Il disastro finanziario prodotto dalla gestione disinvolta del Monte dei Paschi di Siena potrebbe sortire serie conseguenze penali. Ai reati di truffa, aggiotaggio e ostacolo agli organismi di vigilanza contestati a vario titolo ai vertici dell’istituto senese, si è aggiunto quello di associazione a delinquere. Anche la banca, in quanto personalità giuridica, potrebbe salire sul banco degli imputati con l’accusa di responsabilità amministrativa prevista dal decreto legislativo 231 del 2001. Abbiamo chiesto all’avvocato Mario Brusa, socio dello Studio Legale Associato Brusa Spagnolo Tosoni (Studio BST) in cosa consistono le fattispecie di reato che potrebbero configurarsi.
«L’associazione a delinquere si configura quando tre o più persone si associano e condividono un accordo per realizzare un progetto criminoso, ovvero per compiere una serie di reati.

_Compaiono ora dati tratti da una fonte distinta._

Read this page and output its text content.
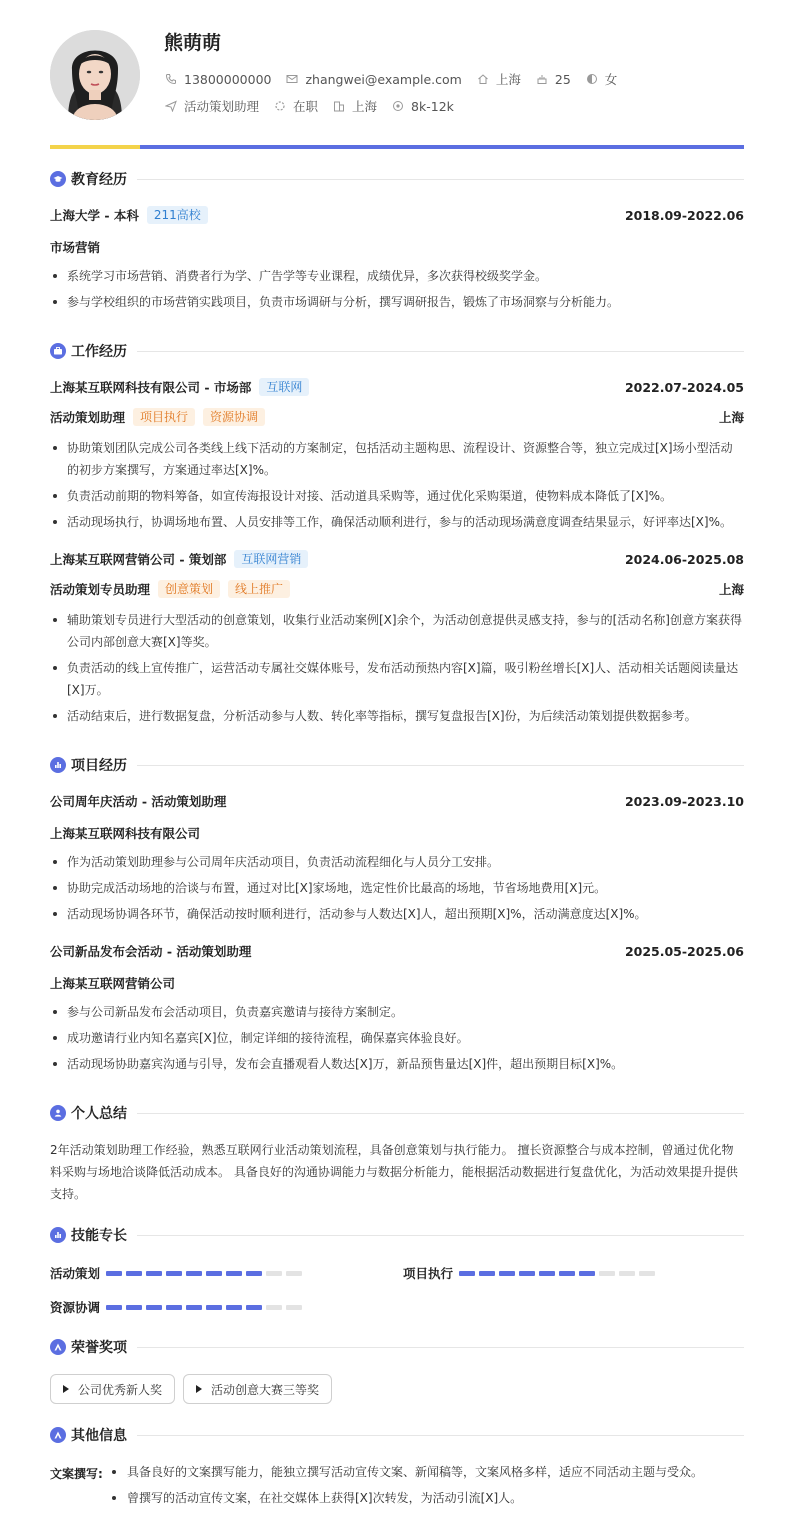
熊萌萌
13800000000	zhangwei@example.com	上海	25	女
活动策划助理	在职	上海	8k-12k
教育经历
上海大学 - 本科	211高校	2018.09-2022.06
市场营销
系统学习市场营销、消费者行为学、广告学等专业课程，成绩优异，多次获得校级奖学金。
参与学校组织的市场营销实践项目，负责市场调研与分析，撰写调研报告，锻炼了市场洞察与分析能力。
工作经历
上海某互联网科技有限公司 - 市场部	互联网	2022.07-2024.05
活动策划助理	项目执行	资源协调	上海
协助策划团队完成公司各类线上线下活动的方案制定，包括活动主题构思、流程设计、资源整合等，独立完成过[X]场小型活动的初步方案撰写，方案通过率达[X]%。
负责活动前期的物料筹备，如宣传海报设计对接、活动道具采购等，通过优化采购渠道，使物料成本降低了[X]%。
活动现场执行，协调场地布置、人员安排等工作，确保活动顺利进行，参与的活动现场满意度调查结果显示，好评率达[X]%。
上海某互联网营销公司 - 策划部	互联网营销	2024.06-2025.08
活动策划专员助理	创意策划	线上推广	上海
辅助策划专员进行大型活动的创意策划，收集行业活动案例[X]余个，为活动创意提供灵感支持，参与的[活动名称]创意方案获得公司内部创意大赛[X]等奖。
负责活动的线上宣传推广，运营活动专属社交媒体账号，发布活动预热内容[X]篇，吸引粉丝增长[X]人、活动相关话题阅读量达[X]万。
活动结束后，进行数据复盘，分析活动参与人数、转化率等指标，撰写复盘报告[X]份，为后续活动策划提供数据参考。
项目经历
公司周年庆活动 - 活动策划助理	2023.09-2023.10
上海某互联网科技有限公司
作为活动策划助理参与公司周年庆活动项目，负责活动流程细化与人员分工安排。
协助完成活动场地的洽谈与布置，通过对比[X]家场地，选定性价比最高的场地，节省场地费用[X]元。
活动现场协调各环节，确保活动按时顺利进行，活动参与人数达[X]人，超出预期[X]%，活动满意度达[X]%。
公司新品发布会活动 - 活动策划助理	2025.05-2025.06
上海某互联网营销公司
参与公司新品发布会活动项目，负责嘉宾邀请与接待方案制定。
成功邀请行业内知名嘉宾[X]位，制定详细的接待流程，确保嘉宾体验良好。
活动现场协助嘉宾沟通与引导，发布会直播观看人数达[X]万，新品预售量达[X]件，超出预期目标[X]%。
个人总结
2年活动策划助理工作经验，熟悉互联网行业活动策划流程，具备创意策划与执行能力。 擅长资源整合与成本控制，曾通过优化物料采购与场地洽谈降低活动成本。 具备良好的沟通协调能力与数据分析能力，能根据活动数据进行复盘优化，为活动效果提升提供支持。
技能专长
活动策划	项目执行
资源协调
荣誉奖项
公司优秀新人奖	活动创意大赛三等奖
其他信息
文案撰写:	具备良好的文案撰写能力，能独立撰写活动宣传文案、新闻稿等，文案风格多样，适应不同活动主题与受众。
曾撰写的活动宣传文案，在社交媒体上获得[X]次转发，为活动引流[X]人。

E’ necessario, ovviamente, che la natura dei crimini ipotizzati o effettivamente realizzati non sia episodica, ma costante e programmata. Va sottolineato come non si tratti di un aggravante, ma di un reato a sé stante, benché rappresenti il contesto entro il quale altri illeciti sono prodotti. Può, altresì, prescindere dalla commissione effettiva di altri reati e prevede una pena dai 3 ai 7 anni».

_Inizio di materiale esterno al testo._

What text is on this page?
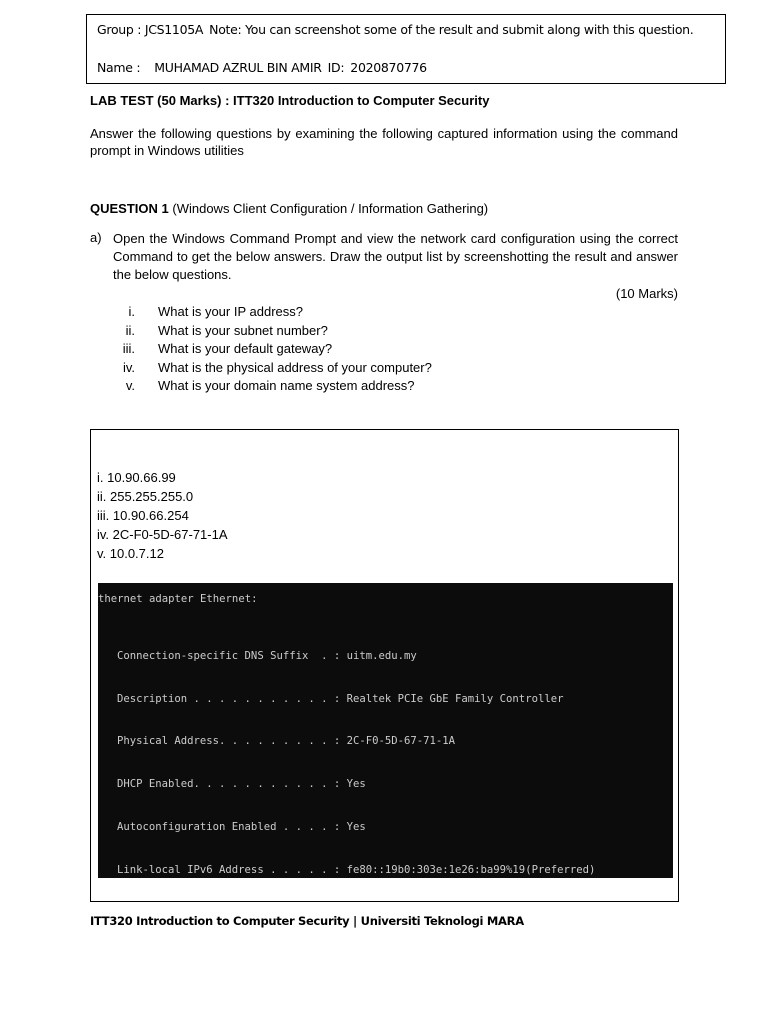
Group : JCS1105A Note: You can screenshot some of the result and submit along with this question.
Name : MUHAMAD AZRUL BIN AMIR ID: 2020870776
LAB TEST (50 Marks) : ITT320 Introduction to Computer Security
Answer the following questions by examining the following captured information using the command prompt in Windows utilities
QUESTION 1 (Windows Client Configuration / Information Gathering)
a) Open the Windows Command Prompt and view the network card configuration using the correct Command to get the below answers. Draw the output list by screenshotting the result and answer the below questions.
(10 Marks)
i. What is your IP address?
ii. What is your subnet number?
iii. What is your default gateway?
iv. What is the physical address of your computer?
v. What is your domain name system address?
i. 10.90.66.99
ii. 255.255.255.0
iii. 10.90.66.254
iv. 2C-F0-5D-67-71-1A
v. 10.0.7.12

thernet adapter Ethernet:

Connection-specific DNS Suffix  . : uitm.edu.my

Description . . . . . . . . . . . : Realtek PCIe GbE Family Controller

Physical Address. . . . . . . . . : 2C-F0-5D-67-71-1A

DHCP Enabled. . . . . . . . . . . : Yes

Autoconfiguration Enabled . . . . : Yes

Link-local IPv6 Address . . . . . : fe80::19b0:303e:1e26:ba99%19(Preferred)

ITT320 Introduction to Computer Security | Universiti Teknologi MARA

«Si configura laddove si dimostri l’esistenza di artifici o raggiri al fine di ottenere dei vantaggi illeciti; gli atti volti a trarre in inganno qualcuno possono essere omissivi (si tace circa alcuni aspetti che andrebbero comunicati) o commissivi (si afferma il falso); in tal caso, parliamo di presunta truffa ai soci, in quanto rappresentano la categoria offesa. I correntisti, invece, potrebbero risultare, al limite, danneggiati. E’ prevista una pena fino a 3 anni».
«L’offesa, in tal caso, sarebbe rivolta a Bankitalia, l’organismo preposto al controllo degli istituti di credito, e alla Consob, quello incaricato del controllo sulle società quotate. Si presume che a entrambi siano state fornite informazioni false. Anche nel caso in cui gli stessi organismi dovessero risultare conniventi con l’erogazione di notizie non veritiere, nonché consapevoli della loro infondatezza, il reato saerbbe da considerarsi tale: nell’ipotesi, infatti, in cui il vigilante sia complice degli indagati, resta il fatto che l’autorità di vigilanza in quanto tale sarebbe pur sempre stata ingannata».

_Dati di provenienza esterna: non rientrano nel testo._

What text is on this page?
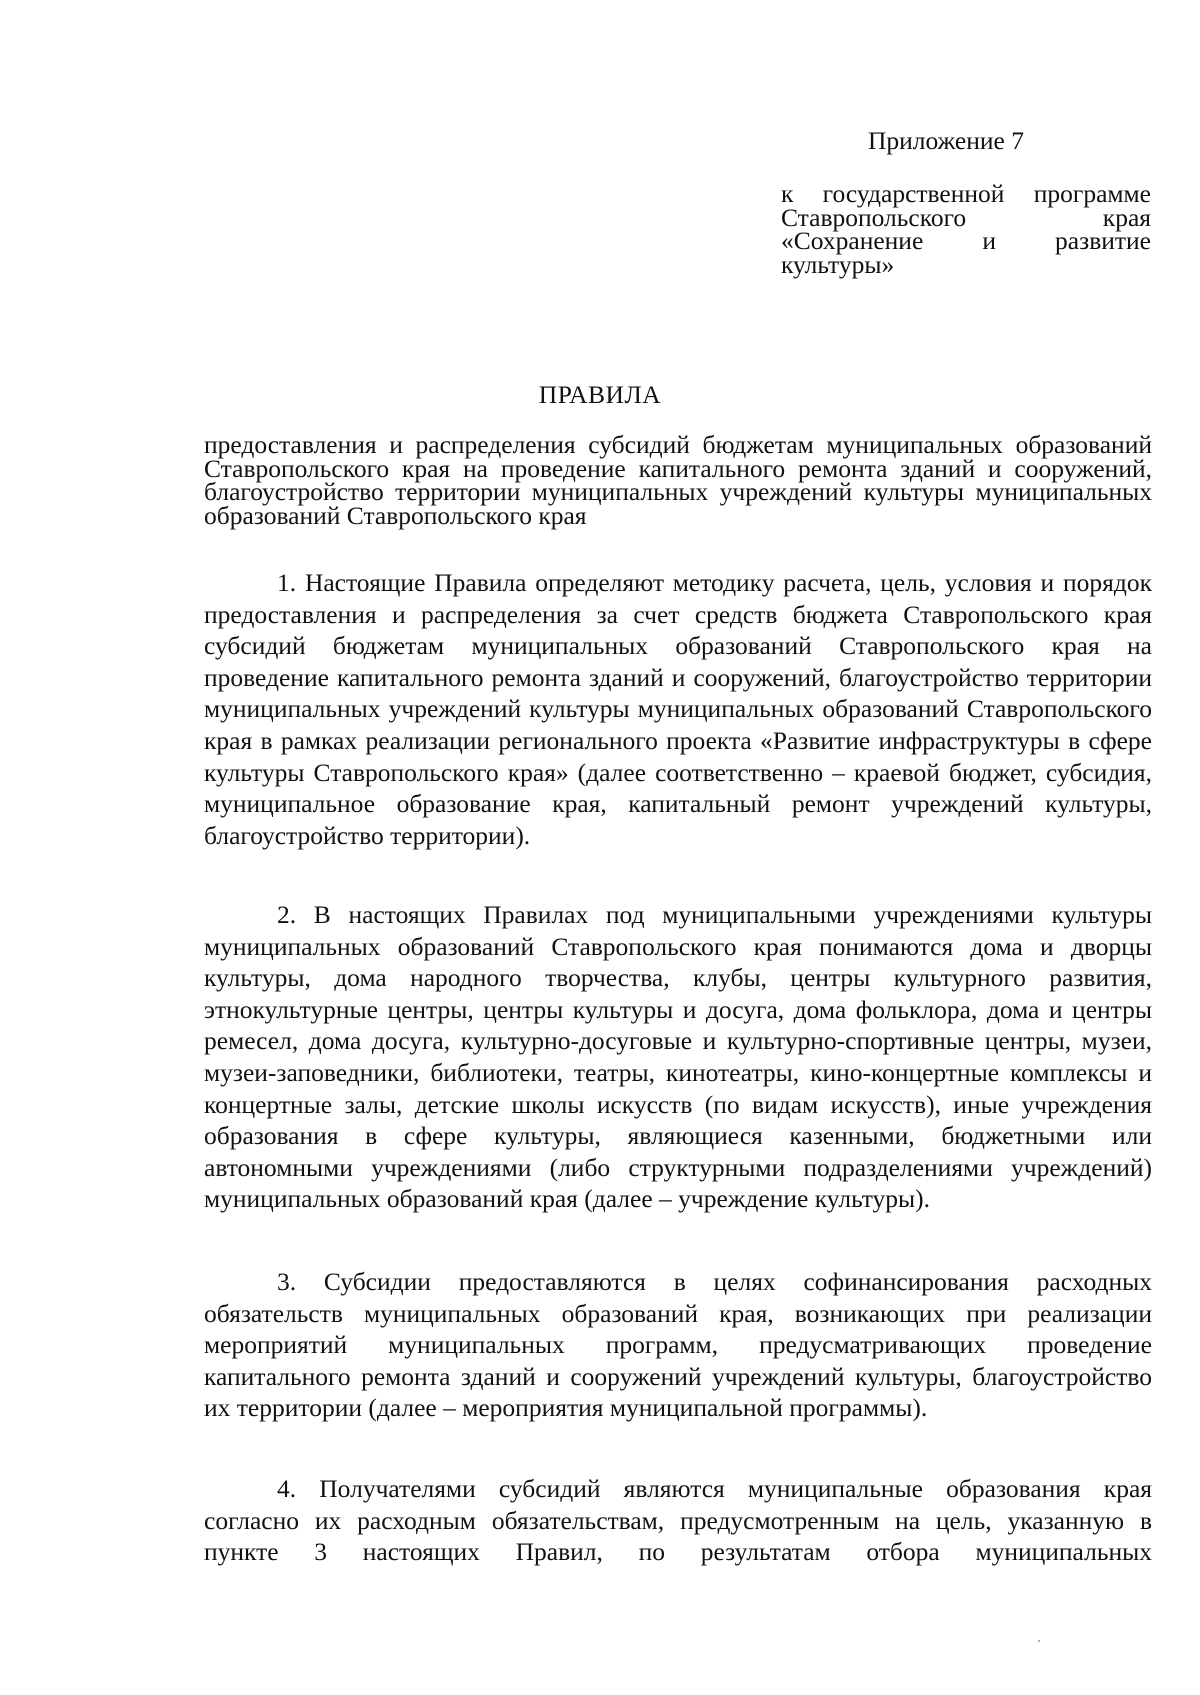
Приложение 7
к государственной программе Ставропольского края «Сохранение и развитие культуры»
ПРАВИЛА
предоставления и распределения субсидий бюджетам муниципальных образований Ставропольского края на проведение капитального ремонта зданий и сооружений, благоустройство территории муниципальных учреждений культуры муниципальных образований Ставропольского края

1. Настоящие Правила определяют методику расчета, цель, условия и порядок предоставления и распределения за счет средств бюджета Ставропольского края субсидий бюджетам муниципальных образований Ставропольского края на проведение капитального ремонта зданий и сооружений, благоустройство территории муниципальных учреждений культуры муниципальных образований Ставропольского края в рамках реализации регионального проекта «Развитие инфраструктуры в сфере культуры Ставропольского края» (далее соответственно – краевой бюджет, субсидия, муниципальное образование края, капитальный ремонт учреждений культуры, благоустройство территории).

2. В настоящих Правилах под муниципальными учреждениями культуры муниципальных образований Ставропольского края понимаются дома и дворцы культуры, дома народного творчества, клубы, центры культурного развития, этнокультурные центры, центры культуры и досуга, дома фольклора, дома и центры ремесел, дома досуга, культурно-досуговые и культурно-спортивные центры, музеи, музеи-заповедники, библиотеки, театры, кинотеатры, кино-концертные комплексы и концертные залы, детские школы искусств (по видам искусств), иные учреждения образования в сфере культуры, являющиеся казенными, бюджетными или автономными учреждениями (либо структурными подразделениями учреждений) муниципальных образований края (далее – учреждение культуры).

3. Субсидии предоставляются в целях софинансирования расходных обязательств муниципальных образований края, возникающих при реализации мероприятий муниципальных программ, предусматривающих проведение капитального ремонта зданий и сооружений учреждений культуры, благоустройство их территории (далее – мероприятия муниципальной программы).

4. Получателями субсидий являются муниципальные образования края согласно их расходным обязательствам, предусмотренным на цель, указанную в пункте 3 настоящих Правил, по результатам отбора муниципальных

«E’ la manipolazione di un titolo sul mercato finanziario finalizzato a cambiarne il valore. E’, in qualche misura, effetto dei precedenti reati. Si ipotizza, infatti, che se la situazione dei conti fosse stata nota, i titoli emessi dalla banca avrebbero avuto valutazioni inferiori. Il reato ipotizzato potrebbe esser stato compiuto semplicemente attraverso le comunicazioni societarie, o quelle diramate al mercato attraverso gli uffici stampa. L’aggiotaggio bancario è punito con una pena dai due ai dodici anni.
Sovente gli imputati dei suddetti reati affermano di aver agito nell’interesse delle proprie società. Ora, siccome la responsabilità penale è personale, e in applicazione di alcune direttive europee, si è ritenuto di rendere possibile imputare anche alla società il fatto di non aver adottato un modello e delle accortezze tali da impedire che si verificassero degli illeciti. Sono previste sanzioni penali anche per la personalità giuridica. Oltre alle sanzioni pecuniarie, e dal momento che non è possibile mettere in galera una società, se ne applicano alcune di natura accessoria, quali l’impossibilità, per esempio, di stipulare contratti con le pubbliche amministrazioni».